Fela Durotoye was homophobic on the premiere of “On The Couch,” but Nigerians will vote for him anyway

Fela

Out from the great morass of chat shows, On The Couch looks like it might have a political slant, more concerned with aspirants contesting in the 2019 elections. Co-hosted by radio/TV personality Laila Johnson and now-problematic rap artiste Falz, the show is Nigeria’s version of the Australian television series of the same name, wherein a candid group of men and women debate all things love, intimacy and relationships.

Premiering its first episode recently, presidential aspirant Fela Durotoye and scion from the Alliance for New Nigeria party was brought on as a guest, and hence christening the titular couch. Durotoye, whose presidential ambitions became known in February this year, is many things but he’s arguably regarded as one of the modern purveyors of motivational speaking in Nigeria.

Watching the show, I had to repeatedly pause and replay the moment where Johnson asks Durotoye on his views on homophobia and Nigeria’s anti-gay laws. It’s the episode’s inflection point, direct and briefly suspenseful. “Do you think homosexuality was rightly criminalised?” Falz rephrases the question and this sets Durotoye on a meandering path.

Diplomatically, he centres his personal values that men and women should be together, which he draws from his Christian faith. This is old, familiar heteronormativity but let’s move on. Subscribing to the law of the state, Durotoye occasionally insists that he has no problem with the 14 years imprisonment sentence for LGBTQ Nigerians. What’s more disturbing is Durotoye putting the onus on them to change the dehumanising law, if they want, given his newly-hatched proximity to political power.

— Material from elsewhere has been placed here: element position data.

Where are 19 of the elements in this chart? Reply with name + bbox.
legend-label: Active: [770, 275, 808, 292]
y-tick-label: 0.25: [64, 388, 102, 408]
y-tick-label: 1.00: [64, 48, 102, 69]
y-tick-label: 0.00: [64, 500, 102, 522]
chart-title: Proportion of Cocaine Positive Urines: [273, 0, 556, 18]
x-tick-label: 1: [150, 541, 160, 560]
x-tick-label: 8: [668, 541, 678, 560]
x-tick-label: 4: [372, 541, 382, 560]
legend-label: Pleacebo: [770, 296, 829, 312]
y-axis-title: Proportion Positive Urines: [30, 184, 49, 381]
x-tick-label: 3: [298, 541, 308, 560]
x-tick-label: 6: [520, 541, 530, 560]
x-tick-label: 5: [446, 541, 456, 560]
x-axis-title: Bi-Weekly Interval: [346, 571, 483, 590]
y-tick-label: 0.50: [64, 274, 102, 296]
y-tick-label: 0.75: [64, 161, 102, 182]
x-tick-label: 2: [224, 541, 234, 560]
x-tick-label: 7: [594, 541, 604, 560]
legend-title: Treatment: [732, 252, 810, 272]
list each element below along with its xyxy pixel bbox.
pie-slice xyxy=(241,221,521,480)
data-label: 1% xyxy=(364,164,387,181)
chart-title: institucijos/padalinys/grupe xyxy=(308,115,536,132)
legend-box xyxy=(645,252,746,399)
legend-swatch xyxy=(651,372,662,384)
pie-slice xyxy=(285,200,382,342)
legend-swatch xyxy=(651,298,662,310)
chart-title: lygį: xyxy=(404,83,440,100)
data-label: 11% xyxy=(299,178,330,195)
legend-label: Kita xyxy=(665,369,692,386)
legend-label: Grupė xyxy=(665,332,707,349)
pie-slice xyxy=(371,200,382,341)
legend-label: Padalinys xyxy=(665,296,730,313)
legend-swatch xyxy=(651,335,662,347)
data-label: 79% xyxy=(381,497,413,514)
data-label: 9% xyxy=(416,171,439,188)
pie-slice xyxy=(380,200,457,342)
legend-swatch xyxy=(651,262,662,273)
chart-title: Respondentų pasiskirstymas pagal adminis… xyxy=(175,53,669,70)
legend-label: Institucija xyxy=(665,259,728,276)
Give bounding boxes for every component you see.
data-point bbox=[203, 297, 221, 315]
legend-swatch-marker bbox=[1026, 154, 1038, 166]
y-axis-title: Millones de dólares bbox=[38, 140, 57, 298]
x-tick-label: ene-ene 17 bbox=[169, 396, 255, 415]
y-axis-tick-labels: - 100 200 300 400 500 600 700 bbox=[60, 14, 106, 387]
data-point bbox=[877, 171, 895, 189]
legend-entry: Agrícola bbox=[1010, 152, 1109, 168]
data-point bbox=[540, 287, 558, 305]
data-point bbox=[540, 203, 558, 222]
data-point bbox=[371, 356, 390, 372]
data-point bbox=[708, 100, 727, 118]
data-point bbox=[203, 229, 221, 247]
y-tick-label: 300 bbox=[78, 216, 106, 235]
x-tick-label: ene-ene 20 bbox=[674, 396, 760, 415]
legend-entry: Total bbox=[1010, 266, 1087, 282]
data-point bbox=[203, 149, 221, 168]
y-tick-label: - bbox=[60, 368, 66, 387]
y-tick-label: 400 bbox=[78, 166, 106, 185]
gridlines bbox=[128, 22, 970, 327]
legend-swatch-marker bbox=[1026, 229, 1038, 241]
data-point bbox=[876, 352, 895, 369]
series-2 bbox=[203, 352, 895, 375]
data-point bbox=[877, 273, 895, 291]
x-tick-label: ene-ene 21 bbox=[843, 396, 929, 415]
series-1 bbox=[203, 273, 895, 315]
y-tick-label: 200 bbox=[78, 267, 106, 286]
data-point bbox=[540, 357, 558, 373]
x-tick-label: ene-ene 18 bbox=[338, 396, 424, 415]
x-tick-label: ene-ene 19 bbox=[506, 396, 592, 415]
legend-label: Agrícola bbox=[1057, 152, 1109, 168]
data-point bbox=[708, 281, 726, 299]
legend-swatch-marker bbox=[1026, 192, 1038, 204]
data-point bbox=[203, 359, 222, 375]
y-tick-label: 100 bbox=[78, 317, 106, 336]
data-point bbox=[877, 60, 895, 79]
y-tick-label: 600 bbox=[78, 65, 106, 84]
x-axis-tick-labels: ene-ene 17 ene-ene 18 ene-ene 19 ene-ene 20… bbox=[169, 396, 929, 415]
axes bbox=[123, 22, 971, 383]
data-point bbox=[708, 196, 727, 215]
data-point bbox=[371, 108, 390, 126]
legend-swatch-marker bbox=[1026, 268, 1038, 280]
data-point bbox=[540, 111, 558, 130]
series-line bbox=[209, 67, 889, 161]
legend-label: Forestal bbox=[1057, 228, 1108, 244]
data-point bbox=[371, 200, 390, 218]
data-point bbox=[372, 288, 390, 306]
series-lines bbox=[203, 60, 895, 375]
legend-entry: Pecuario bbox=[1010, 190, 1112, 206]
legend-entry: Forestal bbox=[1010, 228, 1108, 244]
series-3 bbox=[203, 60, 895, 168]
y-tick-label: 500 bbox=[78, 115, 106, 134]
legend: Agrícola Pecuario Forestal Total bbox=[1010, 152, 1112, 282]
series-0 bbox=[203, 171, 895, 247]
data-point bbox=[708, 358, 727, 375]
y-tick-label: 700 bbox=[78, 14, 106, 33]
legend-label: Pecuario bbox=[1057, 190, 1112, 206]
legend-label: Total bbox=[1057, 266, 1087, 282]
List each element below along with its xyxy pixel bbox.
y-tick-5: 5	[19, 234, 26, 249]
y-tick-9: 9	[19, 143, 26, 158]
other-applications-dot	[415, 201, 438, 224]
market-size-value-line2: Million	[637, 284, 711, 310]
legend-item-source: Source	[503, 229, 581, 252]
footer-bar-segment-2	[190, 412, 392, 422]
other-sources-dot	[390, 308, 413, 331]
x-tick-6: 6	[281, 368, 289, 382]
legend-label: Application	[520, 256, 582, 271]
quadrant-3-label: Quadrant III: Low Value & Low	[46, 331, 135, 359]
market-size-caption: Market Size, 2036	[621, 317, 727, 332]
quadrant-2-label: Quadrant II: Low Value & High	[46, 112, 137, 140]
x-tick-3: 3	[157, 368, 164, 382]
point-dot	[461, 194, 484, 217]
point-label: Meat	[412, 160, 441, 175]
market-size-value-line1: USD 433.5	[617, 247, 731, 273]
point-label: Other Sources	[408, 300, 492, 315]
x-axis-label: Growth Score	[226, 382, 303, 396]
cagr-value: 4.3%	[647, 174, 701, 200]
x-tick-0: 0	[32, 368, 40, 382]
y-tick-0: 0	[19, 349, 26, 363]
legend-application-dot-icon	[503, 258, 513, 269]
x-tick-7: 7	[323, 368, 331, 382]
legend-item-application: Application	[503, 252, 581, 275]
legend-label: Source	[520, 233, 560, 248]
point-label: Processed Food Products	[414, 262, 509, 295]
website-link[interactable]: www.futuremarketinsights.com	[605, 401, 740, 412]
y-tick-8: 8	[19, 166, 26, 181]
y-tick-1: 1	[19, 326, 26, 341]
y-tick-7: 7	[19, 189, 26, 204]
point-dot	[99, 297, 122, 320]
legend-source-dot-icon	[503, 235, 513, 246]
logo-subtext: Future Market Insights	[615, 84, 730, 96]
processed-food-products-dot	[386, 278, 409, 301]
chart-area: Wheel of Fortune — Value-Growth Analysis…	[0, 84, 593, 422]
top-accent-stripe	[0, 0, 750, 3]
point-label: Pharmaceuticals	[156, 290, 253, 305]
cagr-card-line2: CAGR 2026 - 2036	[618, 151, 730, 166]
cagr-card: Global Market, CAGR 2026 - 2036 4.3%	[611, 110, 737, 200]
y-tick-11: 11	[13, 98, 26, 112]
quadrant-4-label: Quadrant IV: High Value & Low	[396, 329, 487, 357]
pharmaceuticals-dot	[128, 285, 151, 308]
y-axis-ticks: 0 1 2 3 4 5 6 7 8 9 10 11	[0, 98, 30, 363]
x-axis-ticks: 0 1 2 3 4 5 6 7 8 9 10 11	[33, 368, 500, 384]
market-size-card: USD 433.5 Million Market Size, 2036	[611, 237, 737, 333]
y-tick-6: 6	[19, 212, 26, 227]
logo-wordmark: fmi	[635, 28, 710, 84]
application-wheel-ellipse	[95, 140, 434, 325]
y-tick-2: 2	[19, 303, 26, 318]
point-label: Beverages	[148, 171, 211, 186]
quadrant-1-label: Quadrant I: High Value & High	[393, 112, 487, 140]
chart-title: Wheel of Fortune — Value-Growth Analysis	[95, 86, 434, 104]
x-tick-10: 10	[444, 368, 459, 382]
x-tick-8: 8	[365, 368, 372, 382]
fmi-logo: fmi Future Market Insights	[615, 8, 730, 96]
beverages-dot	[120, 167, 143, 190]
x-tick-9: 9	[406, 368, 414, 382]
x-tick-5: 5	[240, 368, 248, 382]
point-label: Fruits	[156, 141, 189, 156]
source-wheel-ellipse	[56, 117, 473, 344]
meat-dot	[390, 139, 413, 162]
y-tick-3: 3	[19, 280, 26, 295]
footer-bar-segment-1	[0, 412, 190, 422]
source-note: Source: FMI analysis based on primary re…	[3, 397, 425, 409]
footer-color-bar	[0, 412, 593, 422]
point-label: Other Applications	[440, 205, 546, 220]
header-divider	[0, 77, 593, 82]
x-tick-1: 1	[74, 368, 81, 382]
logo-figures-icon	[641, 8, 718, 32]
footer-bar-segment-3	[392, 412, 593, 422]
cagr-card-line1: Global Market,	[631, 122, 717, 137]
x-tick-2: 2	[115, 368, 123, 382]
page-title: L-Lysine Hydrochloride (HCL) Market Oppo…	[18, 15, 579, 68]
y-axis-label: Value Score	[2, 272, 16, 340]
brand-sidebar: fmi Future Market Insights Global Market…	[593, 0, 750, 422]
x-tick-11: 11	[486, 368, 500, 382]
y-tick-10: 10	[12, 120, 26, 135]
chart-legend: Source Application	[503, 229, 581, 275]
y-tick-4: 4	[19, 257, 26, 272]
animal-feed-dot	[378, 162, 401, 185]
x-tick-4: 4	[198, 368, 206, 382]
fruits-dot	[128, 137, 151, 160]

The installing of the Not Too Young To Run Bill into law flooded the Nigerian political landscape with young aspirants vying for different political offices. As a direct beneficiary, or rather, as an avatar of Nigeria’s shifting terrain to accommodate youth in politics, it’s pathetic that Durotoye doesn’t see how he’s in a prime position to interrogate the system that violates the human rights of sexual minorities.

The mass consensus about homosexuality in Nigeria is that it is unnatural and unAfrican, and, as far as the 2019 elections are concerned, Durotoye’s Christian-sanctioned homophobia is a recipe for mass likeability. In all these, Falz indicates that he doesn’t like prostitution. This isn’t surprising from an artiste whose entire discography consists of slut-shaming songs stemming from patriarchal misogyny and sexism.

Aside the problematic aspects, it’s relatively difficult to critique the episode because it doesn’t take itself too seriously, and this is largely due to its Falzian flair. Johnson does a commendable job in pulling her own weight, but it’s already frustrating that the show is dedicating its first season to political aspirants. Recently, female presidential aspirant Eunice Atuejide denounced feminism on social media and caused a controversy. She’s 39. Ultimately, young people are not as progressive as we thought. If anything, On The Couch is designed to expose who they really are.